Career planning is a tool to increase overall performance by aligning business strategies with the human capital in the organization. Achieving the company's objectives depends on the presence in the organization of talents who are allowed to take on ever-increasing responsibilities; thus, the need to design career paths aimed at identifying a succession of positions able to offer, to the people who occupy them, the best opportunities for skills development, necessary to reach the next positions. The analysis of roles and optimal organizational behaviors that must be implemented by the position holders are the basic element of career planning methodologies. The joint activity-behaviour approach offers the possibility of highlighting any inconsistencies between the characteristics required by the position concerned and those required by a subsequent one, belonging to the same path. Each family of subsequent positions in the career path, in fact, requires the acquisition of the skills required in the previous ones.

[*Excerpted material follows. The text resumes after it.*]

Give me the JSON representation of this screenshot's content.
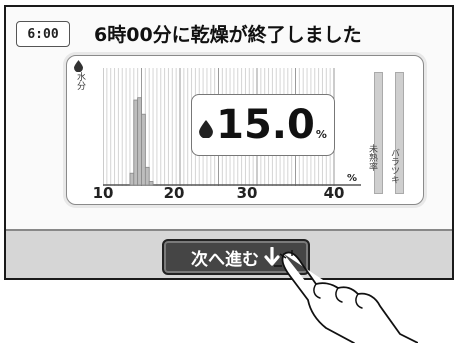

A career monitoring system based on skills starts, therefore, from the mapping of final and intermediate positions, passing through an ad hoc competence model, a dictionary of typical behaviors and an analysis of performance indicators. In addition, a skills reference grid, a map of the organization's career paths and an analysis aimed at defining the steps to reach the most complex positions are necessary for internal and external selection and recruitment. Another objective is the identification of training and updating activities to be planned and implemented in order to facilitate staff mobility. Finally, the identification and enhancement of key people for the company, specialists and talents, to prevent unwanted abandonment. Also following the rates and reasons for staff abandonment (including new recruits) is an activity that is part of career management.

Career management is also closely linked to remuneration policies and the performance evaluation system.